The size of the global gold stock is limited and fairly precisely measurable. Worldwide, there are 216,000 tons of gold, equating to a volume of 11,200 m³—forming a cube with a side length of 22.3 meters.
Globally, it was again the central banks pushing gold prices higher this year. The Polish, Chinese, and Turkish central banks stand out. Combined, central banks are expected to add roughly 1,000 tons of gold to their vaults this year—a figure well above the long-term average of 400–500 tons. As mentioned: danger is imminent.
This massive buying suggests that central bankers know full well we are facing a global debt problem—or may already be in the eye of the storm. Interest rates are rising in almost every economy, prompting investors to demand higher risk premiums on sovereign bonds from highly indebted states. The U.S., with over 120 percent debt, joins France (~117 percent) and Italy (~136 percent). Even Germany, currently an exception at 65 percent debt, plans a significant buildup in the coming years.

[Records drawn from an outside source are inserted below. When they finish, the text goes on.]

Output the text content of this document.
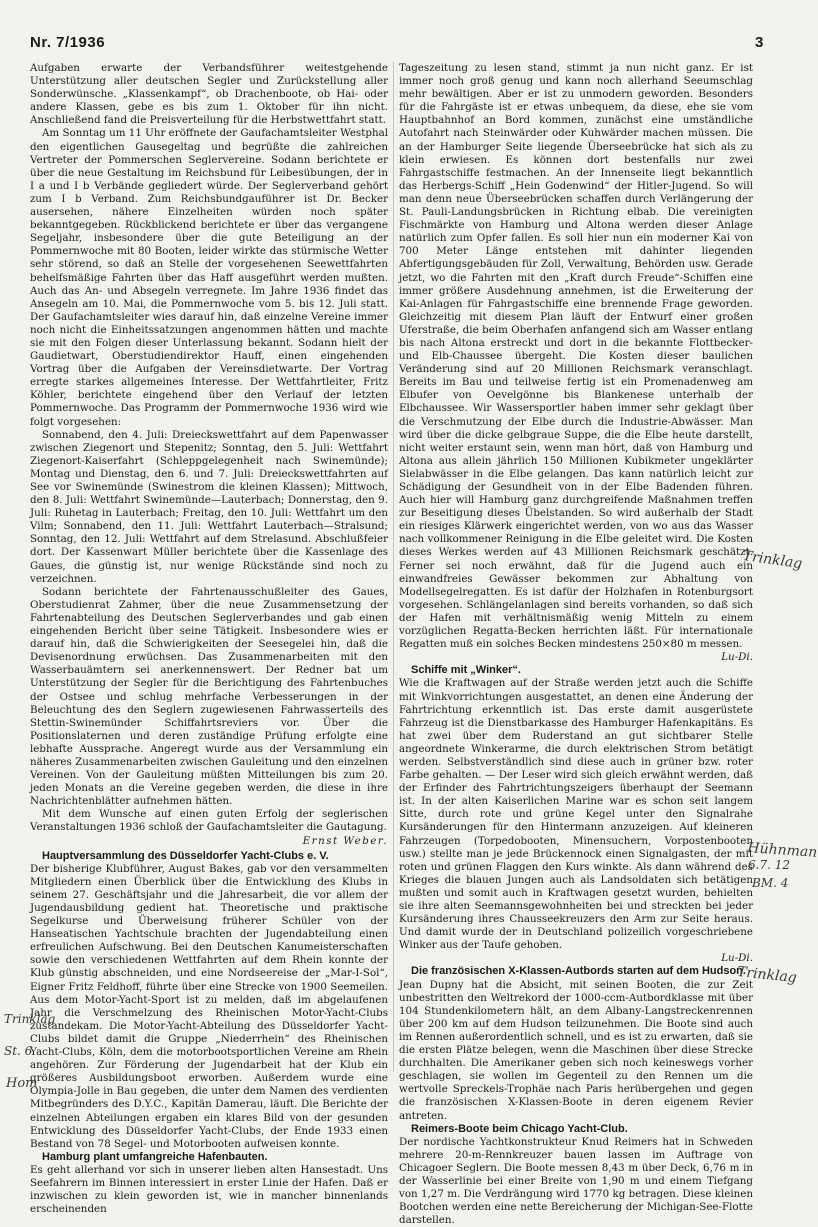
Nr. 7/1936	3

Aufgaben erwarte der Verbandsführer weitestgehende Unterstützung aller deutschen Segler und Zurückstellung aller Sonderwünsche. „Klassenkampf“, ob Drachenboote, ob Hai- oder andere Klassen, gebe es bis zum 1. Oktober für ihn nicht. Anschließend fand die Preisverteilung für die Herbstwettfahrt statt.

Am Sonntag um 11 Uhr eröffnete der Gaufachamtsleiter Westphal den eigentlichen Gausegeltag und begrüßte die zahlreichen Vertreter der Pommerschen Seglervereine. Sodann berichtete er über die neue Gestaltung im Reichsbund für Leibesübungen, der in I a und I b Verbände gegliedert würde. Der Seglerverband gehört zum I b Verband. Zum Reichsbundgauführer ist Dr. Becker ausersehen, nähere Einzelheiten würden noch später bekanntgegeben. Rückblickend berichtete er über das vergangene Segeljahr, insbesondere über die gute Beteiligung an der Pommernwoche mit 80 Booten, leider wirkte das stürmische Wetter sehr störend, so daß an Stelle der vorgesehenen Seewettfahrten behelfsmäßige Fahrten über das Haff ausgeführt werden mußten. Auch das An- und Absegeln verregnete. Im Jahre 1936 findet das Ansegeln am 10. Mai, die Pommernwoche vom 5. bis 12. Juli statt. Der Gaufachamtsleiter wies darauf hin, daß einzelne Vereine immer noch nicht die Einheitssatzungen angenommen hätten und machte sie mit den Folgen dieser Unterlassung bekannt. Sodann hielt der Gaudietwart, Oberstudiendirektor Hauff, einen eingehenden Vortrag über die Aufgaben der Vereinsdietwarte. Der Vortrag erregte starkes allgemeines Interesse. Der Wettfahrtleiter, Fritz Köhler, berichtete eingehend über den Verlauf der letzten Pommernwoche. Das Programm der Pommernwoche 1936 wird wie folgt vorgesehen:

Sonnabend, den 4. Juli: Dreieckswettfahrt auf dem Papenwasser zwischen Ziegenort und Stepenitz; Sonntag, den 5. Juli: Wettfahrt Ziegenort-Kaiserfahrt (Schleppgelegenheit nach Swinemünde); Montag und Dienstag, den 6. und 7. Juli: Dreieckswettfahrten auf See vor Swinemünde (Swinestrom die kleinen Klassen); Mittwoch, den 8. Juli: Wettfahrt Swinemünde—Lauterbach; Donnerstag, den 9. Juli: Ruhetag in Lauterbach; Freitag, den 10. Juli: Wettfahrt um den Vilm; Sonnabend, den 11. Juli: Wettfahrt Lauterbach—Stralsund; Sonntag, den 12. Juli: Wettfahrt auf dem Strelasund. Abschlußfeier dort. Der Kassenwart Müller berichtete über die Kassenlage des Gaues, die günstig ist, nur wenige Rückstände sind noch zu verzeichnen.

Sodann berichtete der Fahrtenausschußleiter des Gaues, Oberstudienrat Zahmer, über die neue Zusammensetzung der Fahrtenabteilung des Deutschen Seglerverbandes und gab einen eingehenden Bericht über seine Tätigkeit. Insbesondere wies er darauf hin, daß die Schwierigkeiten der Seesegelei hin, daß die Devisenordnung erwüchsen. Das Zusammenarbeiten mit den Wasserbauämtern sei anerkennenswert. Der Redner bat um Unterstützung der Segler für die Berichtigung des Fahrtenbuches der Ostsee und schlug mehrfache Verbesserungen in der Beleuchtung des den Seglern zugewiesenen Fahrwasserteils des Stettin-Swinemünder Schiffahrtsreviers vor. Über die Positionslaternen und deren zuständige Prüfung erfolgte eine lebhafte Aussprache. Angeregt wurde aus der Versammlung ein näheres Zusammenarbeiten zwischen Gauleitung und den einzelnen Vereinen. Von der Gauleitung müßten Mitteilungen bis zum 20. jeden Monats an die Vereine gegeben werden, die diese in ihre Nachrichtenblätter aufnehmen hätten.

Mit dem Wunsche auf einen guten Erfolg der seglerischen Veranstaltungen 1936 schloß der Gaufachamtsleiter die Gautagung.

Ernst Weber.

Hauptversammlung des Düsseldorfer Yacht-Clubs e. V.

Der bisherige Klubführer, August Bakes, gab vor den versammelten Mitgliedern einen Überblick über die Entwicklung des Klubs in seinem 27. Geschäftsjahr und die Jahresarbeit, die vor allem der Jugendausbildung gedient hat. Theoretische und praktische Segelkurse und Überweisung früherer Schüler von der Hanseatischen Yachtschule brachten der Jugendabteilung einen erfreulichen Aufschwung. Bei den Deutschen Kanumeisterschaften sowie den verschiedenen Wettfahrten auf dem Rhein konnte der Klub günstig abschneiden, und eine Nordseereise der „Mar-I-Sol“, Eigner Fritz Feldhoff, führte über eine Strecke von 1900 Seemeilen. Aus dem Motor-Yacht-Sport ist zu melden, daß im abgelaufenen Jahr die Verschmelzung des Rheinischen Motor-Yacht-Clubs zustandekam. Die Motor-Yacht-Abteilung des Düsseldorfer Yacht-Clubs bildet damit die Gruppe „Niederrhein“ des Rheinischen Yacht-Clubs, Köln, dem die motorbootsportlichen Vereine am Rhein angehören. Zur Förderung der Jugendarbeit hat der Klub ein größeres Ausbildungsboot erworben. Außerdem wurde eine Olympia-Jolle in Bau gegeben, die unter dem Namen des verdienten Mitbegründers des D.Y.C., Kapitän Damerau, läuft. Die Berichte der einzelnen Abteilungen ergaben ein klares Bild von der gesunden Entwicklung des Düsseldorfer Yacht-Clubs, der Ende 1933 einen Bestand von 78 Segel- und Motorbooten aufweisen konnte.

Hamburg plant umfangreiche Hafenbauten.

Es geht allerhand vor sich in unserer lieben alten Hansestadt. Uns Seefahrern im Binnen interessiert in erster Linie der Hafen. Daß er inzwischen zu klein geworden ist, wie in mancher binnenlands erscheinenden

Tageszeitung zu lesen stand, stimmt ja nun nicht ganz. Er ist immer noch groß genug und kann noch allerhand Seeumschlag mehr bewältigen. Aber er ist zu unmodern geworden. Besonders für die Fahrgäste ist er etwas unbequem, da diese, ehe sie vom Hauptbahnhof an Bord kommen, zunächst eine umständliche Autofahrt nach Steinwärder oder Kuhwärder machen müssen. Die an der Hamburger Seite liegende Überseebrücke hat sich als zu klein erwiesen. Es können dort bestenfalls nur zwei Fahrgastschiffe festmachen. An der Innenseite liegt bekanntlich das Herbergs-Schiff „Hein Godenwind“ der Hitler-Jugend. So will man denn neue Überseebrücken schaffen durch Verlängerung der St. Pauli-Landungsbrücken in Richtung elbab. Die vereinigten Fischmärkte von Hamburg und Altona werden dieser Anlage natürlich zum Opfer fallen. Es soll hier nun ein moderner Kai von 700 Meter Länge entstehen mit dahinter liegenden Abfertigungsgebäuden für Zoll, Verwaltung, Behörden usw. Gerade jetzt, wo die Fahrten mit den „Kraft durch Freude“-Schiffen eine immer größere Ausdehnung annehmen, ist die Erweiterung der Kai-Anlagen für Fahrgastschiffe eine brennende Frage geworden. Gleichzeitig mit diesem Plan läuft der Entwurf einer großen Uferstraße, die beim Oberhafen anfangend sich am Wasser entlang bis nach Altona erstreckt und dort in die bekannte Flottbecker- und Elb-Chaussee übergeht. Die Kosten dieser baulichen Veränderung sind auf 20 Millionen Reichsmark veranschlagt. Bereits im Bau und teilweise fertig ist ein Promenadenweg am Elbufer von Oevelgönne bis Blankenese unterhalb der Elbchaussee. Wir Wassersportler haben immer sehr geklagt über die Verschmutzung der Elbe durch die Industrie-Abwässer. Man wird über die dicke gelbgraue Suppe, die die Elbe heute darstellt, nicht weiter erstaunt sein, wenn man hört, daß von Hamburg und Altona aus allein jährlich 150 Millionen Kubikmeter ungeklärter Sielabwässer in die Elbe gelangen. Das kann natürlich leicht zur Schädigung der Gesundheit von in der Elbe Badenden führen. Auch hier will Hamburg ganz durchgreifende Maßnahmen treffen zur Beseitigung dieses Übelstanden. So wird außerhalb der Stadt ein riesiges Klärwerk eingerichtet werden, von wo aus das Wasser nach vollkommener Reinigung in die Elbe geleitet wird. Die Kosten dieses Werkes werden auf 43 Millionen Reichsmark geschätzt. Ferner sei noch erwähnt, daß für die Jugend auch ein einwandfreies Gewässer bekommen zur Abhaltung von Modellsegelregatten. Es ist dafür der Holzhafen in Rotenburgsort vorgesehen. Schlängelanlagen sind bereits vorhanden, so daß sich der Hafen mit verhältnismäßig wenig Mitteln zu einem vorzüglichen Regatta-Becken herrichten läßt. Für internationale Regatten muß ein solches Becken mindestens 250×80 m messen.

Lu-Di.

Schiffe mit „Winker“.

Wie die Kraftwagen auf der Straße werden jetzt auch die Schiffe mit Winkvorrichtungen ausgestattet, an denen eine Änderung der Fahrtrichtung erkenntlich ist. Das erste damit ausgerüstete Fahrzeug ist die Dienstbarkasse des Hamburger Hafenkapitäns. Es hat zwei über dem Ruderstand an gut sichtbarer Stelle angeordnete Winkerarme, die durch elektrischen Strom betätigt werden. Selbstverständlich sind diese auch in grüner bzw. roter Farbe gehalten. — Der Leser wird sich gleich erwähnt werden, daß der Erfinder des Fahrtrichtungszeigers überhaupt der Seemann ist. In der alten Kaiserlichen Marine war es schon seit langem Sitte, durch rote und grüne Kegel unter den Signalrahe Kursänderungen für den Hintermann anzuzeigen. Auf kleineren Fahrzeugen (Torpedobooten, Minensuchern, Vorpostenbooten usw.) stellte man je jede Brückennock einen Signalgasten, der mit roten und grünen Flaggen den Kurs winkte. Als dann während des Krieges die blauen Jungen auch als Landsoldaten sich betätigen mußten und somit auch in Kraftwagen gesetzt wurden, behielten sie ihre alten Seemannsgewohnheiten bei und streckten bei jeder Kursänderung ihres Chausseekreuzers den Arm zur Seite heraus. Und damit wurde der in Deutschland polizeilich vorgeschriebene Winker aus der Taufe gehoben.

Lu-Di.

Die französischen X-Klassen-Autbords starten auf dem Hudson.

Jean Dupny hat die Absicht, mit seinen Booten, die zur Zeit unbestritten den Weltrekord der 1000-ccm-Autbordklasse mit über 104 Stundenkilometern hält, an dem Albany-Langstreckenrennen über 200 km auf dem Hudson teilzunehmen. Die Boote sind auch im Rennen außerordentlich schnell, und es ist zu erwarten, daß sie die ersten Plätze belegen, wenn die Maschinen über diese Strecke durchhalten. Die Amerikaner geben sich noch keineswegs vorher geschlagen, sie wollen im Gegenteil zu den Rennen um die wertvolle Spreckels-Trophäe nach Paris herübergehen und gegen die französischen X-Klassen-Boote in deren eigenem Revier antreten.

Reimers-Boote beim Chicago Yacht-Club.

Der nordische Yachtkonstrukteur Knud Reimers hat in Schweden mehrere 20-m-Rennkreuzer bauen lassen im Auftrage von Chicagoer Seglern. Die Boote messen 8,43 m über Deck, 6,76 m in der Wasserlinie bei einer Breite von 1,90 m und einem Tiefgang von 1,27 m. Die Verdrängung wird 1770 kg betragen. Diese kleinen Bootchen werden eine nette Bereicherung der Michigan-See-Flotte darstellen.

Trinklag
Hühnman
6.7. 12
BM. 4
Trinklag
Trinklag
St. 6
Hom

Overstretched welfare states and additional burdens from migration-related crises push public budgets further into deficit, only offset by continuously growing bond volumes.
When central banks step in and take on large parts of this new debt, the credit money supply grows alongside the actual credit process, driving inflation in both goods and asset prices.
Subordinating monetary policy to fiscal mandates has created a powerful political unit. Debt policy becomes the norm, and the natural causality between deficit, higher taxes, and inflation is systematically stretched out over time. Who today links rising food prices or the precious metal boom to the Federal Reserve or the ECB?
Private investors feel the pressure, too: German households, for instance, bought about 9,000 tons of gold this year in the form of jewelry, goods, and coins.
Growing private and institutional demand for safe assets, which shows no sign of abating and is expected to continue into 2026, points to a severe trust crisis. Rising sovereign bond yields—especially in Japan, with debt around 230 percent—have reached alarming levels, scaring investors and exposing the depth of the trust crisis. A storm is brewing—and Japan may well be where it begins.
For years, Japan served as a carry trade hub: borrowing cheaply in yen and investing elsewhere for higher returns with limited currency risk. Rising rates there could abruptly make these long-standing financing models unprofitable.
The foundation of the international financial market, largely built on U.S. Treasuries, risks destabilization. Options to hedge against the monetary excess—central banks taking on massive state debts—are limited.
Gold remains one of the safest havens. For those preferring more volatility, Bitcoin is digital gold: serving the same purpose, independent of state creditworthiness, and operating as a self-contained economic ecosystem.
As if one more proof were needed that a storm might hit capital markets, Italy—one of the Eurozone's three pillars—has gone on the offensive. The country is working to legally transfer gold stored at the Italian central bank to state ownership.
Does Prime Minister Giorgia Meloni foresee that in a Euro crisis, the ECB might tap national gold reserves to stabilize the common currency?
How far has the trust crisis in capital markets already advanced? The new year may soon give us a clearer answer to this pressing question.